We'll save the model in XGBoost's native format, which is what SageMaker uses internally.

In [None]:
import os

# Create models directory
os.makedirs('models', exist_ok=True)

# Save sklearn-style model
model_sklearn.save_model('models/xgboost_sklearn_model.json')
print("Saved sklearn-style model to: models/xgboost_sklearn_model.json")

# Save native model (this is the format SageMaker uses)
model_native.save_model('models/xgboost_native_model.json')
print("Saved native model to: models/xgboost_native_model.json")

# Save feature names for later use
import json
with open('models/feature_names.json', 'w') as f:
    json.dump(X_train.columns.tolist(), f)
print("Saved feature names to: models/feature_names.json")

# Save model metadata
metadata = {
    'model_type': 'XGBoost',
    'n_features': X_train.shape[1],
    'n_classes': 2,
    'target_column': target_col,
    'test_accuracy': float(accuracy_score(y_test, y_pred_sklearn)),
    'test_auc': float(roc_auc_score(y_test, y_proba_sklearn)),
    'training_samples': len(X_train),
    'parameters': {
        'max_depth': 5,
        'learning_rate': 0.2,
        'n_estimators': 100,
        'subsample': 0.8,
        'colsample_bytree': 0.8
    }
}

with open('models/model_metadata.json', 'w') as f:
    json.dump(metadata, f, indent=2)
print("Saved model metadata to: models/model_metadata.json")

print("\n=== Model files saved successfully! ===")

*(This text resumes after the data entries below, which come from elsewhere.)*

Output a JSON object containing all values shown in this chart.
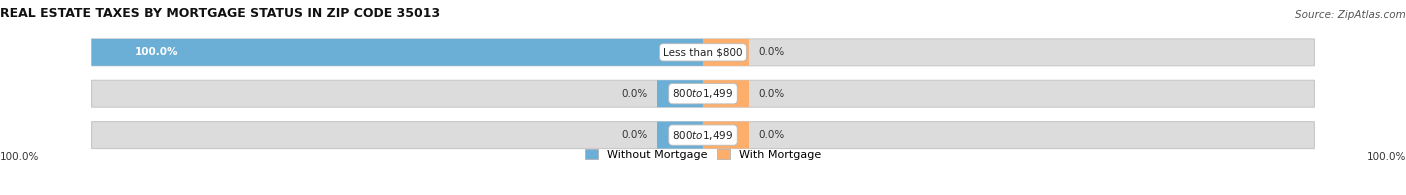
{
  "title": "REAL ESTATE TAXES BY MORTGAGE STATUS IN ZIP CODE 35013",
  "source": "Source: ZipAtlas.com",
  "rows": [
    {
      "label": "Less than $800",
      "without_mortgage": 100.0,
      "with_mortgage": 0.0
    },
    {
      "label": "$800 to $1,499",
      "without_mortgage": 0.0,
      "with_mortgage": 0.0
    },
    {
      "label": "$800 to $1,499",
      "without_mortgage": 0.0,
      "with_mortgage": 0.0
    }
  ],
  "color_without": "#6BAED6",
  "color_with": "#FDAE6B",
  "bar_bg": "#DCDCDC",
  "bar_bg_edge": "#C8C8C8",
  "figsize": [
    14.06,
    1.95
  ],
  "dpi": 100,
  "legend_without": "Without Mortgage",
  "legend_with": "With Mortgage",
  "left_label": "100.0%",
  "right_label": "100.0%",
  "title_fontsize": 9,
  "source_fontsize": 7.5,
  "label_fontsize": 7.5,
  "pct_fontsize": 7.5,
  "legend_fontsize": 8
}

## Load and Test Saved Model

Demonstrate loading the saved model and making predictions, simulating what would happen in a production environment.

In [None]:
# Load the saved model
loaded_model = xgb.Booster()
loaded_model.load_model('models/xgboost_native_model.json')

# Load feature names
with open('models/feature_names.json', 'r') as f:
    feature_names = json.load(f)

# Load metadata
with open('models/model_metadata.json', 'r') as f:
    metadata = json.load(f)

print("=== Testing Loaded Model ===")
print(f"Model type: {metadata['model_type']}")
print(f"Features: {metadata['n_features']}")
print(f"Training accuracy: {metadata['test_accuracy']:.4f}")
print(f"Training AUC: {metadata['test_auc']:.4f}")

# Test prediction with loaded model
dtest_loaded = xgb.DMatrix(X_test)
y_proba_loaded = loaded_model.predict(dtest_loaded)
y_pred_loaded = (y_proba_loaded > 0.5).astype(int)

# Verify predictions match
print(f"\nLoaded model test accuracy: {accuracy_score(y_test, y_pred_loaded):.4f}")
print(f"Loaded model test AUC: {roc_auc_score(y_test, y_proba_loaded):.4f}")
print(f"Predictions match original model: {np.array_equal(y_pred_native, y_pred_loaded)}")

# Sample prediction
sample_customer = X_test.iloc[0:1]
sample_prediction = loaded_model.predict(xgb.DMatrix(sample_customer))[0]
print(f"\nSample customer churn probability: {sample_prediction:.4f}")
print(f"Sample customer features (first 5): {dict(sample_customer.iloc[0][:5])}")

## Summary

This notebook demonstrates:

1. **Data preprocessing** identical to SageMaker examples
2. **Local XGBoost training** using both sklearn-style and native APIs
3. **Model evaluation** with metrics and visualizations
4. **Model persistence** in XGBoost native format

### Key Differences from SageMaker:

- **No cloud infrastructure** - runs entirely on local machine
- **Direct model access** - no need for endpoints or containers
- **Immediate results** - no waiting for training jobs or deployments
- **Full control** - access to all XGBoost parameters and features

### Next Steps:

- Compare results with SageMaker training
- Experiment with different hyperparameters locally before SageMaker training
- Use this for rapid prototyping and development
- Deploy to SageMaker when ready for production scaling